I hear the Orleans has a new blackjack side bet called the Mardis Gras. It is seen on their double-deck game only. The following table shows the pay table and my analysis. I haven't had it confirmed. Anyone agree or disagree with my math?

Event	Pays	Combinations	Probability	Return
A/K diamonds	130	4	0.000747	0.097087
Suited aces	45	4	0.000747	0.033607
Unsuited aces	25	24	0.004481	0.112024
Suited blackjack	15	60	0.011202	0.168036
Unsuited blackjack	5	192	0.035848	0.179238
Straight flush	5	192	0.035848	0.179238
All other	-1	4880	0.911128	-0.911128
Total		5356	1.000000	-0.141897

Note: Edited 5:00 PM, 9/24/24

The question for the poll is would you make this side bet if playing anyway?

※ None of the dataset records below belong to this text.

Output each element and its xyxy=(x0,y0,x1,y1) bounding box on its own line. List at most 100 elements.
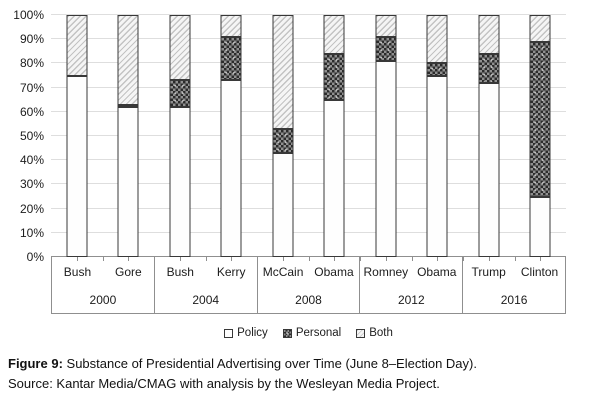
both-swatch-icon xyxy=(356,328,366,338)
x-tick xyxy=(385,257,387,261)
candidate-label: Bush xyxy=(63,264,92,279)
personal-swatch-icon xyxy=(282,328,292,338)
x-tick xyxy=(437,257,439,261)
bars-row xyxy=(51,15,566,257)
candidate-label: Trump xyxy=(471,264,506,279)
bar-slot xyxy=(51,15,103,257)
candidate-label: Obama xyxy=(314,264,354,279)
y-tick-label: 90% xyxy=(19,32,44,47)
y-tick-label: 70% xyxy=(19,80,44,95)
x-tick xyxy=(308,257,310,261)
candidate-names: McCain Obama xyxy=(258,257,360,286)
bar-segment-personal xyxy=(272,128,294,153)
year-label: 2004 xyxy=(192,292,220,307)
x-tick xyxy=(488,257,490,261)
legend: Policy Personal Both xyxy=(51,326,566,340)
bar-trump-2016 xyxy=(478,15,500,257)
gridline xyxy=(51,183,566,185)
plot-area xyxy=(51,14,566,257)
bar-bush-2000 xyxy=(66,15,88,257)
gridline xyxy=(51,135,566,136)
gridline xyxy=(51,110,566,112)
bar-slot xyxy=(515,15,567,257)
year-group-2012: Romney Obama 2012 xyxy=(359,257,462,313)
year-label: 2016 xyxy=(500,292,528,307)
bar-segment-policy xyxy=(272,152,294,257)
y-tick-label: 50% xyxy=(19,129,44,143)
bar-clinton-2016 xyxy=(529,15,551,257)
bar-segment-both xyxy=(478,15,500,54)
candidate-names: Trump Clinton xyxy=(463,257,565,286)
candidate-label: Gore xyxy=(115,264,142,279)
bar-segment-personal xyxy=(426,63,448,76)
bar-segment-personal xyxy=(529,41,551,197)
year-group-2008: McCain Obama 2008 xyxy=(256,257,360,313)
bar-slot xyxy=(309,15,361,257)
x-tick xyxy=(282,257,284,261)
year-label: 2008 xyxy=(295,292,322,307)
bar-slot xyxy=(257,15,309,257)
legend-item-policy: Policy xyxy=(224,327,268,339)
policy-swatch-icon xyxy=(224,328,234,338)
candidate-names: Bush Kerry xyxy=(155,257,257,286)
legend-label: Policy xyxy=(237,327,268,339)
year-group-2000: Bush Gore 2000 xyxy=(51,257,154,313)
y-axis: 0% 10% 20% 30% 40% 50% 60% 70% 80% 90% 100% xyxy=(0,9,46,263)
bar-segment-personal xyxy=(375,36,397,61)
gridline xyxy=(51,231,566,233)
gridline xyxy=(51,86,566,88)
year-label: 2000 xyxy=(89,292,117,307)
bar-segment-policy xyxy=(117,106,139,257)
bar-segment-policy xyxy=(375,60,397,257)
x-tick xyxy=(231,257,233,261)
bar-segment-policy xyxy=(220,80,242,257)
y-tick-label: 100% xyxy=(13,8,44,22)
y-tick-label: 20% xyxy=(19,201,44,216)
caption-title: Substance of Presidential Advertising ov… xyxy=(66,356,477,371)
x-tick xyxy=(76,257,78,261)
bar-segment-policy xyxy=(478,82,500,257)
gridline xyxy=(51,62,566,64)
bar-mccain-2008 xyxy=(272,15,294,257)
bar-segment-personal xyxy=(323,53,345,100)
y-tick-label: 30% xyxy=(19,177,44,192)
candidate-label: McCain xyxy=(262,264,304,279)
x-tick xyxy=(540,257,542,261)
x-tick xyxy=(360,257,361,261)
legend-label: Both xyxy=(369,327,393,339)
x-tick xyxy=(411,257,413,261)
candidate-label: Bush xyxy=(166,264,194,279)
bar-segment-personal xyxy=(220,36,242,81)
x-tick xyxy=(128,257,130,261)
bar-obama-2012 xyxy=(426,15,448,257)
bar-segment-both xyxy=(169,15,191,81)
year-group-2004: Bush Kerry 2004 xyxy=(153,257,257,313)
gridline xyxy=(51,14,566,15)
bar-segment-policy xyxy=(66,75,88,257)
x-tick xyxy=(179,257,181,261)
bar-slot xyxy=(206,15,258,257)
bar-slot xyxy=(360,15,412,257)
bar-segment-both xyxy=(66,15,88,76)
caption-line: Figure 9: Substance of Presidential Adve… xyxy=(8,354,596,374)
bar-bush-2004 xyxy=(169,15,191,257)
bar-slot xyxy=(412,15,464,257)
bar-segment-policy xyxy=(426,75,448,257)
bar-slot xyxy=(154,15,206,257)
caption-source: Source: Kantar Media/CMAG with analysis … xyxy=(8,376,440,391)
bar-segment-both xyxy=(117,15,139,105)
bar-slot xyxy=(103,15,155,257)
bar-segment-personal xyxy=(117,104,139,107)
bar-segment-both xyxy=(272,15,294,129)
bar-segment-policy xyxy=(169,106,191,257)
candidate-label: Obama xyxy=(417,264,457,279)
y-tick-label: 80% xyxy=(19,56,44,71)
x-tick xyxy=(463,257,464,261)
bar-romney-2012 xyxy=(375,15,397,257)
x-tick xyxy=(514,257,516,261)
bar-segment-policy xyxy=(529,196,551,257)
bar-kerry-2004 xyxy=(220,15,242,257)
candidate-label: Kerry xyxy=(216,264,246,279)
bar-segment-both xyxy=(529,15,551,42)
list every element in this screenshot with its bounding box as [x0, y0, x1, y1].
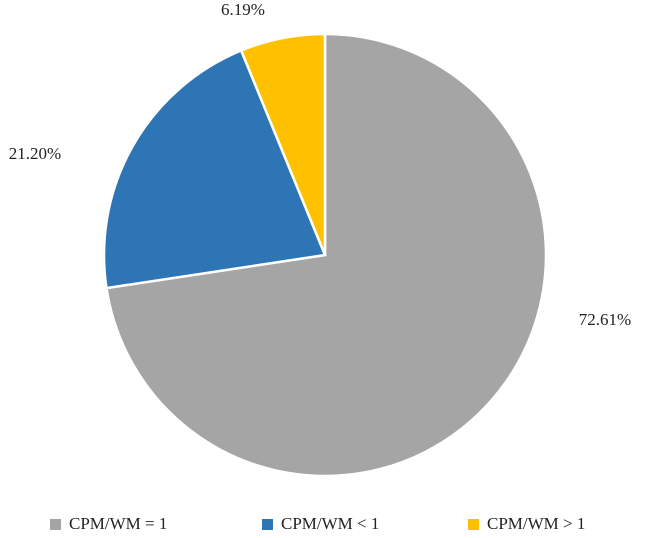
data-label: 6.19% [221, 0, 265, 19]
legend-swatch [262, 519, 273, 530]
legend-swatch [468, 519, 479, 530]
data-label: 21.20% [9, 144, 61, 163]
legend-swatch [50, 519, 61, 530]
pie-slice [239, 32, 327, 256]
legend-label: CPM/WM > 1 [487, 514, 585, 533]
pie-slice [102, 48, 327, 290]
data-label: 72.61% [579, 310, 631, 329]
legend-label: CPM/WM = 1 [69, 514, 167, 533]
legend-label: CPM/WM < 1 [281, 514, 379, 533]
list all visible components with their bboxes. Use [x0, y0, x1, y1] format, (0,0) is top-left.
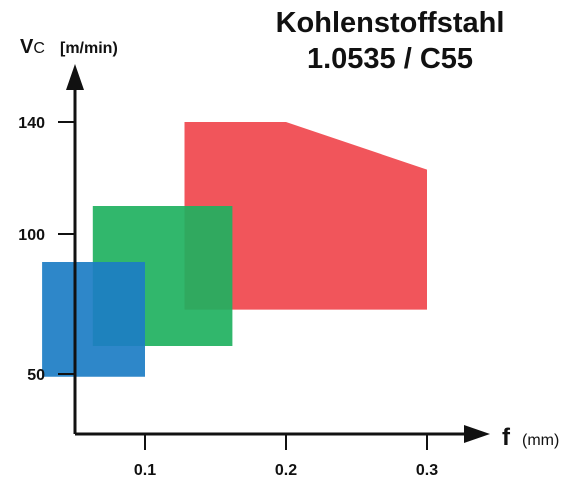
- y-axis-symbol: V: [20, 36, 34, 58]
- y-axis-unit: [m/min): [60, 40, 118, 57]
- y-axis-subscript: C: [33, 40, 45, 57]
- chart-title-line-1: Kohlenstoffstahl: [276, 7, 505, 39]
- chart-title-line-2: 1.0535 / C55: [307, 43, 473, 75]
- chart-regions: [42, 122, 427, 377]
- y-tick-label-50: 50: [27, 367, 45, 384]
- region-blue: [42, 262, 145, 377]
- x-axis-arrow: [464, 425, 490, 443]
- x-axis-symbol: f: [502, 424, 511, 451]
- x-ticks: 0.1 0.2 0.3: [134, 434, 438, 479]
- x-tick-label-0.2: 0.2: [275, 462, 297, 479]
- x-tick-label-0.3: 0.3: [416, 462, 438, 479]
- y-tick-label-100: 100: [18, 227, 45, 244]
- x-tick-label-0.1: 0.1: [134, 462, 156, 479]
- y-tick-label-140: 140: [18, 115, 45, 132]
- x-axis-unit: (mm): [522, 432, 559, 449]
- y-axis-arrow: [66, 64, 84, 90]
- y-axis-label: VC: [20, 36, 45, 58]
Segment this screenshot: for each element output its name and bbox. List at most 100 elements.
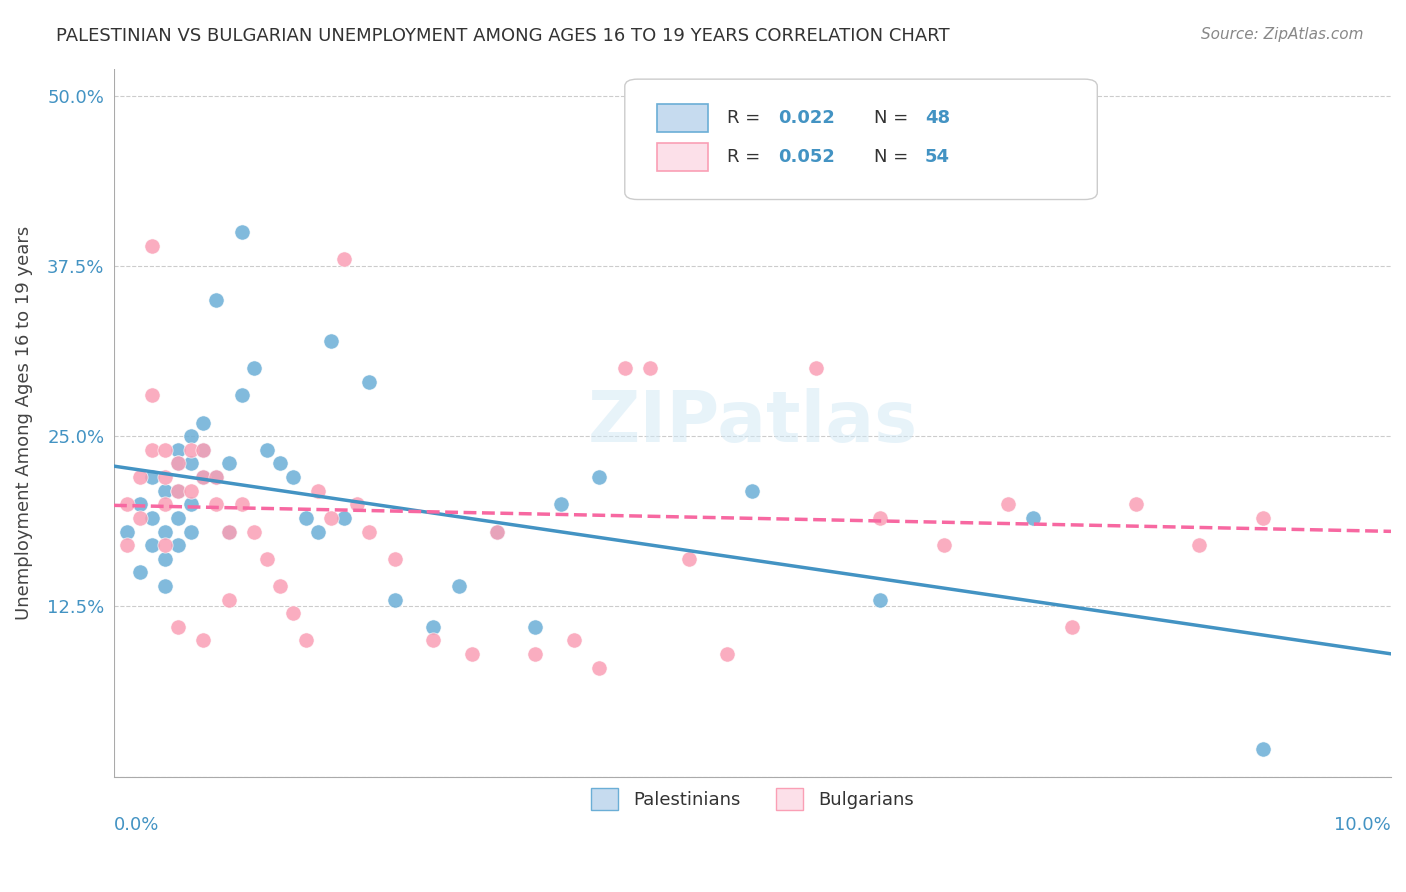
Point xyxy=(806,361,828,376)
Text: N =: N = xyxy=(873,109,914,127)
Point xyxy=(166,442,188,457)
Point xyxy=(640,361,662,376)
Point xyxy=(193,470,215,484)
Point xyxy=(422,633,444,648)
Point xyxy=(128,566,150,580)
Point xyxy=(193,442,215,457)
Point xyxy=(231,497,253,511)
Point xyxy=(153,442,176,457)
Point xyxy=(153,497,176,511)
Point xyxy=(869,511,891,525)
Point xyxy=(205,293,228,307)
Point xyxy=(205,470,228,484)
Point xyxy=(153,483,176,498)
Text: 54: 54 xyxy=(925,148,950,166)
Point xyxy=(997,497,1019,511)
Point xyxy=(153,579,176,593)
Point xyxy=(1022,511,1045,525)
Point xyxy=(218,457,240,471)
Point xyxy=(218,524,240,539)
Point xyxy=(153,538,176,552)
Point xyxy=(166,483,188,498)
Point xyxy=(141,388,163,402)
Point xyxy=(281,470,304,484)
Point xyxy=(932,538,955,552)
Point xyxy=(1125,497,1147,511)
Point xyxy=(1253,511,1275,525)
Point xyxy=(741,143,763,157)
Point xyxy=(166,511,188,525)
Point xyxy=(193,442,215,457)
Point xyxy=(180,457,202,471)
Point xyxy=(269,579,291,593)
Point xyxy=(166,457,188,471)
Text: 0.052: 0.052 xyxy=(778,148,835,166)
Point xyxy=(166,620,188,634)
Point xyxy=(294,511,316,525)
Point xyxy=(115,538,138,552)
Point xyxy=(141,511,163,525)
Text: 0.022: 0.022 xyxy=(778,109,835,127)
Point xyxy=(180,429,202,443)
Bar xyxy=(657,143,707,171)
Point xyxy=(307,524,329,539)
Point xyxy=(486,524,509,539)
Point xyxy=(422,620,444,634)
Point xyxy=(333,511,356,525)
Point xyxy=(359,375,381,389)
Point xyxy=(524,647,547,661)
Text: ZIPatlas: ZIPatlas xyxy=(588,388,918,457)
Point xyxy=(869,592,891,607)
Point xyxy=(231,225,253,239)
Point xyxy=(153,470,176,484)
Point xyxy=(166,483,188,498)
Point xyxy=(1253,742,1275,756)
Point xyxy=(384,551,406,566)
Point xyxy=(115,497,138,511)
Bar xyxy=(657,104,707,132)
Text: 10.0%: 10.0% xyxy=(1334,815,1391,833)
Text: N =: N = xyxy=(873,148,914,166)
Point xyxy=(166,457,188,471)
Point xyxy=(1060,620,1083,634)
Point xyxy=(231,388,253,402)
Point xyxy=(1188,538,1211,552)
Point xyxy=(486,524,509,539)
Point xyxy=(153,524,176,539)
Point xyxy=(141,238,163,252)
Point xyxy=(678,551,700,566)
Point xyxy=(141,442,163,457)
Point xyxy=(359,524,381,539)
Point xyxy=(180,483,202,498)
Text: R =: R = xyxy=(727,148,766,166)
Text: Source: ZipAtlas.com: Source: ZipAtlas.com xyxy=(1201,27,1364,42)
Point xyxy=(128,470,150,484)
Point xyxy=(269,457,291,471)
Point xyxy=(193,416,215,430)
Point xyxy=(294,633,316,648)
Point xyxy=(218,592,240,607)
Point xyxy=(153,551,176,566)
Point xyxy=(307,483,329,498)
Text: R =: R = xyxy=(727,109,766,127)
Point xyxy=(141,470,163,484)
Point xyxy=(193,633,215,648)
Point xyxy=(218,524,240,539)
Point xyxy=(588,470,610,484)
Point xyxy=(115,524,138,539)
Text: 48: 48 xyxy=(925,109,950,127)
Text: 0.0%: 0.0% xyxy=(114,815,159,833)
Point xyxy=(562,633,585,648)
Point xyxy=(128,497,150,511)
Point xyxy=(141,538,163,552)
Legend: Palestinians, Bulgarians: Palestinians, Bulgarians xyxy=(583,780,921,817)
Point xyxy=(447,579,470,593)
Point xyxy=(333,252,356,267)
Point xyxy=(180,497,202,511)
Point xyxy=(613,361,636,376)
FancyBboxPatch shape xyxy=(624,79,1097,200)
Point xyxy=(180,442,202,457)
Point xyxy=(205,497,228,511)
Point xyxy=(128,511,150,525)
Point xyxy=(256,551,278,566)
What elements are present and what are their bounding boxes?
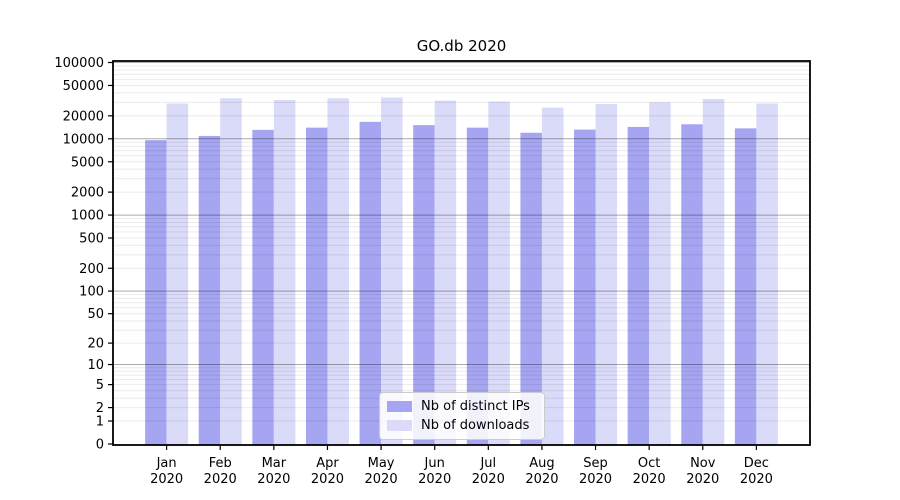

Multiple votes allowed.
link to original post

Close! (just kidding!) I decided to monkey it up, and according to the CApuchin combinatorial analysis engine it is: -0.1418969401856884

Remove an Ace of Diamonds and it is -0.2613744578702608

Remove any other ace: -0.2175899529102026

Remove King of Diamonds: -0.1840852882451145

And I shall go no further, as something counterintuitive is revealed with further examination.